Arizona Gov. Doug Ducey signed Wednesday bills to bar male-born athletes from female sports and prohibit gender-reassignment surgeries for minors, calling the measures opposed by LGBTQ advocates “common sense legislation.”

The Republican governor signed into law Senate Bill 1138, which prevents those under 18 from undergoing “irreversible gender reassignment surgery,” and Senate Bill 1165, which will “protect participation and fairness for female athletes,” he said.

“This legislation is common-sense and narrowly-targeted to address these two specific issues ⁠— while ensuring that transgender individuals continue to receive the same dignity, respect and kindness as every individual in our society,” Mr. Ducey said in a statement.

The Save Women’s Sports Act, which applies to both secondary and collegiate sports, makes Arizona the 14th state to enact a bill preventing biological males from competing against females.

For women’s sports advocates, it was a banner day: Mr. Ducey signed the bill just hours after Oklahoma Gov. Kevin Stitt signed into law similar legislation.

“SB 1165 protects athletic opportunities for women and girls and gives them vital legal recourse against unfair policies that arise,” said Alliance Defending Freedom senior counsel Emilie Kao. “In light of the recent failure of some governors in other states to support meaningful protections for female athletes, we are especially grateful to Gov. Ducey and the Arizona Legislature for enacting this vital legislation.”

Last week, two Republican governors – Indiana’s Eric Holcomb and Utah’s Spencer Cox – vetoed Save Women’s Sports bills. The Utah Legislature immediately overrode the veto, while Indiana legislators are expected to do the same at the May 24 veto session.

K.M. Bell, campaign strategist for the American Civil Liberties Union of Arizona, said that the bill “aims to fix a problem that does not exist.”

“Governor Ducey’s decision to sign this harmful and discriminatory piece of legislation into law is nothing more than a political ploy to score points with extremist lawmakers and hateful groups peddling falsehoods and manufactured outrage,” said the ACLU statement.

Arizona also joined at least three states — Arkansas, Tennessee and Texas — with policies restricting access to gender-reassignment procedures for those under 18.

“S.B. 1138 delays any irreversible gender reassignment surgery until the age of 18,” Mr. Ducey said. “The reason is simple, and common sense — this is a decision that will dramatically affect the rest of an individual’s life, including the ability of that individual to become a biological parent later in life.”

The ACLU of Arizona immediately warned of legal action, tweeting: “See you in court, @DougDucey.”

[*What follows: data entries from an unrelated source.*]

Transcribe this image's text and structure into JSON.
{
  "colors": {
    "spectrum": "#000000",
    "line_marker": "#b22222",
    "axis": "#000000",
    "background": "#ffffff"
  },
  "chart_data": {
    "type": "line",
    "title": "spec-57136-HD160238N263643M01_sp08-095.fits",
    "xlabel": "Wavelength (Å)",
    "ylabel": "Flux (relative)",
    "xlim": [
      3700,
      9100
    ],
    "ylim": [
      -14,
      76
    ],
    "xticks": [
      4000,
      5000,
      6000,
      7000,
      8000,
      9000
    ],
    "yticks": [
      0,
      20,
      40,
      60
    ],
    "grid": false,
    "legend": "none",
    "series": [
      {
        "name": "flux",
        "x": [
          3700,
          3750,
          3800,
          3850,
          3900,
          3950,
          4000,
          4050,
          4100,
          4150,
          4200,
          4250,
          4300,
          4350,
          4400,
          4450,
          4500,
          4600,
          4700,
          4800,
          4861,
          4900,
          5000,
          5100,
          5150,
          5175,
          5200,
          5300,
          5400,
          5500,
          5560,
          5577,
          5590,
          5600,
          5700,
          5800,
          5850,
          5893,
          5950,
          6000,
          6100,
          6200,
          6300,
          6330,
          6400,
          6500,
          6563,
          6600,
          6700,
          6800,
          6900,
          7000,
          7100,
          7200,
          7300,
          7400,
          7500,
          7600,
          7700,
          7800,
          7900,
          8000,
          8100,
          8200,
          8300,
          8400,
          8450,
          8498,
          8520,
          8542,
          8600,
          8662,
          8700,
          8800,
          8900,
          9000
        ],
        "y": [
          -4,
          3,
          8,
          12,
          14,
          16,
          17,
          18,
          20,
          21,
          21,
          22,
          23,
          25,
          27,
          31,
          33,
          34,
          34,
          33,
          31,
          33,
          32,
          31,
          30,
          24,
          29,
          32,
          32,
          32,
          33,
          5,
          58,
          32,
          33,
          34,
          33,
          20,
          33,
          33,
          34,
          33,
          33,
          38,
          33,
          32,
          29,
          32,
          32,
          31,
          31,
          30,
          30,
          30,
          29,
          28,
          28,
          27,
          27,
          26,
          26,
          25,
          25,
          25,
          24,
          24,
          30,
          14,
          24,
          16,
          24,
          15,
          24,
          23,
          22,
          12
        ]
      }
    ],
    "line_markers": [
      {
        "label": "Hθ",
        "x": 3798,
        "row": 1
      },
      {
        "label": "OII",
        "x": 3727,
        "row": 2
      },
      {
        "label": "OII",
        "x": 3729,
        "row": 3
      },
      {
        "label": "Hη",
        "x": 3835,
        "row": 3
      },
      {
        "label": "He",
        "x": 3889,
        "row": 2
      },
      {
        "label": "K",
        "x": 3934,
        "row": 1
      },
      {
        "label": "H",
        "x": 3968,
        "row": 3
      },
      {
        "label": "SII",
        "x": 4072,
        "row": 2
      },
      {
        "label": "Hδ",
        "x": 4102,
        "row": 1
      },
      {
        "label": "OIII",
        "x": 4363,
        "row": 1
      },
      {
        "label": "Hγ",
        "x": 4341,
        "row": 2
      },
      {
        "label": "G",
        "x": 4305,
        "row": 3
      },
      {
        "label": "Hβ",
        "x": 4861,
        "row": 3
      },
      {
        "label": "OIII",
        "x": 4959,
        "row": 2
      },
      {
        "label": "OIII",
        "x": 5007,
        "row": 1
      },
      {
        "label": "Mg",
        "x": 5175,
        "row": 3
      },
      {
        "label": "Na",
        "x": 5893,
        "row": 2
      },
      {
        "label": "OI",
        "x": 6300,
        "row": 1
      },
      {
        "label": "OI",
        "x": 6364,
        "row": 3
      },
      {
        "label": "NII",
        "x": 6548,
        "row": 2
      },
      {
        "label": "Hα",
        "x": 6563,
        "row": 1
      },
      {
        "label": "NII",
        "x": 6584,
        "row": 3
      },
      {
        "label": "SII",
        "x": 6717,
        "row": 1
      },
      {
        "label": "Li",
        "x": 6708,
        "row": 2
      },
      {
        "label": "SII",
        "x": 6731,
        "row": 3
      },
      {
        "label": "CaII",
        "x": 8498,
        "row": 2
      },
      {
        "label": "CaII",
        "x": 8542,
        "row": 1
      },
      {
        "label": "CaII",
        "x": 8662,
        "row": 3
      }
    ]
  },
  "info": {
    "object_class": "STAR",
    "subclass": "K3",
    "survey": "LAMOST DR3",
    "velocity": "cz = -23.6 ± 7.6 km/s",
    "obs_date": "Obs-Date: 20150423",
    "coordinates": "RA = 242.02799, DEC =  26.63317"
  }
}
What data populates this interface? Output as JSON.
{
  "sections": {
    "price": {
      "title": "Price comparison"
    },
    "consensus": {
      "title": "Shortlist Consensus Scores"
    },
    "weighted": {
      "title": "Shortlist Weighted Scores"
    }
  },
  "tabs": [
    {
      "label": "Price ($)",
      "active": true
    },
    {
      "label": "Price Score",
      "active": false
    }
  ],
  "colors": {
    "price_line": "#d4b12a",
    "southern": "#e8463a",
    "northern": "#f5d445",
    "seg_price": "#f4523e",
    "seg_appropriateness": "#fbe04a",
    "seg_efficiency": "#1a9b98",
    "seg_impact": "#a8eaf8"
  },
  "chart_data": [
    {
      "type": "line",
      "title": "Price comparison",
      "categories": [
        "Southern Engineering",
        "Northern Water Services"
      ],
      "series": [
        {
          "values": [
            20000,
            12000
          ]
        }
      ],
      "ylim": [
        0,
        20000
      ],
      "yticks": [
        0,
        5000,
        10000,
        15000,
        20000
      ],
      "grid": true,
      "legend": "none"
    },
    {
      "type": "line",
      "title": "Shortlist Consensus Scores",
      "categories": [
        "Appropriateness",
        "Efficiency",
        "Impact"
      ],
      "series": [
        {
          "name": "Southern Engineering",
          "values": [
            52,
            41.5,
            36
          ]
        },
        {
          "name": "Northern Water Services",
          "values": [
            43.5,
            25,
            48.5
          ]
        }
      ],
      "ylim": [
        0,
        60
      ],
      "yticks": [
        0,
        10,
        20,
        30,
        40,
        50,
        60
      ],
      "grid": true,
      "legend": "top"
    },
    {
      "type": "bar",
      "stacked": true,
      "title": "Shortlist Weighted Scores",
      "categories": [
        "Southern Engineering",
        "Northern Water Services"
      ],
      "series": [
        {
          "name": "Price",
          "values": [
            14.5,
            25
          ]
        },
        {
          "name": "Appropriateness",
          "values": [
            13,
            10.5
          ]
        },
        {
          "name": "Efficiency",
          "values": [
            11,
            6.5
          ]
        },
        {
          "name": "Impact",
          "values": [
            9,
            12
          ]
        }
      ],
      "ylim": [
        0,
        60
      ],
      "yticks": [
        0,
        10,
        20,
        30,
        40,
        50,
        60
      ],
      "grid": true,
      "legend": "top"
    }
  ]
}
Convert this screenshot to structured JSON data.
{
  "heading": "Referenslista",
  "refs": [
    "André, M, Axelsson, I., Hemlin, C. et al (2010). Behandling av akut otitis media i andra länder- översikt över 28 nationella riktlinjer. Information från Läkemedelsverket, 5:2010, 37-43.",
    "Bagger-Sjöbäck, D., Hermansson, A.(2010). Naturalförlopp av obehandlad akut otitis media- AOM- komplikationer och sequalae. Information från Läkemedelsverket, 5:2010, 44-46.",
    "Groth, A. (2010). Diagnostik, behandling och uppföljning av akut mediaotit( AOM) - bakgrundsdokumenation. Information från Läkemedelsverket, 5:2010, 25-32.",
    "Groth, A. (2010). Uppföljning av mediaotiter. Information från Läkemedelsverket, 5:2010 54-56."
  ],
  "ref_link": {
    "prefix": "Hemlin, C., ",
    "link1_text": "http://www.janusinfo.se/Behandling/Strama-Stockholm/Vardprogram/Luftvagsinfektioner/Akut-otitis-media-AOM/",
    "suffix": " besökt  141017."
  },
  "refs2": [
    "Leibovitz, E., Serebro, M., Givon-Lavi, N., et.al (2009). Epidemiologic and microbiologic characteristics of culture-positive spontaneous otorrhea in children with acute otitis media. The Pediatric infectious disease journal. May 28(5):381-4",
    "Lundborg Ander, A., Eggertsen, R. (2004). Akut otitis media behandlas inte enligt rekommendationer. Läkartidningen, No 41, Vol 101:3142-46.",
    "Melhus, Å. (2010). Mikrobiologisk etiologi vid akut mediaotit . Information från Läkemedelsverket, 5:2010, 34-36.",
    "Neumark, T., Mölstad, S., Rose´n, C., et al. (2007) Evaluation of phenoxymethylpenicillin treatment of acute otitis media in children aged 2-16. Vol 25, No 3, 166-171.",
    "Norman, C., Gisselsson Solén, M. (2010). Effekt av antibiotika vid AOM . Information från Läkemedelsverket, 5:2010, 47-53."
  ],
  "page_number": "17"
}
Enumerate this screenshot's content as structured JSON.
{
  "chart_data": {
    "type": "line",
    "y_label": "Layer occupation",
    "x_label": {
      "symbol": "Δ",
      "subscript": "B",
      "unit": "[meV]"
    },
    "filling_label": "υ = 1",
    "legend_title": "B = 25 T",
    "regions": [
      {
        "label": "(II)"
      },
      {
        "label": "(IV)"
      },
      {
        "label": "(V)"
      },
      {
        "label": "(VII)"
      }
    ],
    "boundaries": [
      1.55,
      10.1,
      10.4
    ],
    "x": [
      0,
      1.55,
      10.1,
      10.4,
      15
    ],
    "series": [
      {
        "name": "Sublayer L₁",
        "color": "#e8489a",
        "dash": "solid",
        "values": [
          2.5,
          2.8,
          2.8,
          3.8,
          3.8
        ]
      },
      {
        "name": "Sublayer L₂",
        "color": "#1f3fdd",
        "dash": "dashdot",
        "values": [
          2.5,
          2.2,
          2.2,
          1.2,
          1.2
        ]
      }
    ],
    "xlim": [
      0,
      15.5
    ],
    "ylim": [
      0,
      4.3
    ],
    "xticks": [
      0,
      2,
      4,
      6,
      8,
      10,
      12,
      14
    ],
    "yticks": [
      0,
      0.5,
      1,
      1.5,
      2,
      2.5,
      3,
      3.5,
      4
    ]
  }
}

Lambda Legal staff attorney Kell Olson said the bills “will make life harder for transgender kids across Arizona who should have the opportunity to grow up feeling loved and respected for who they are.”

Terry Schilling, president of the American Principles Project, praised Mr. Ducey for signing the bills, saying that they address issues that have “alarmed Americans across the political spectrum.” 

“While our country may be more polarized than ever, here are two issues that most Americans agree on according to almost every poll: Biological males should not be competing in women’s sports. Doctors should not be performing sex-change surgeries on children,” Mr. Schilling said.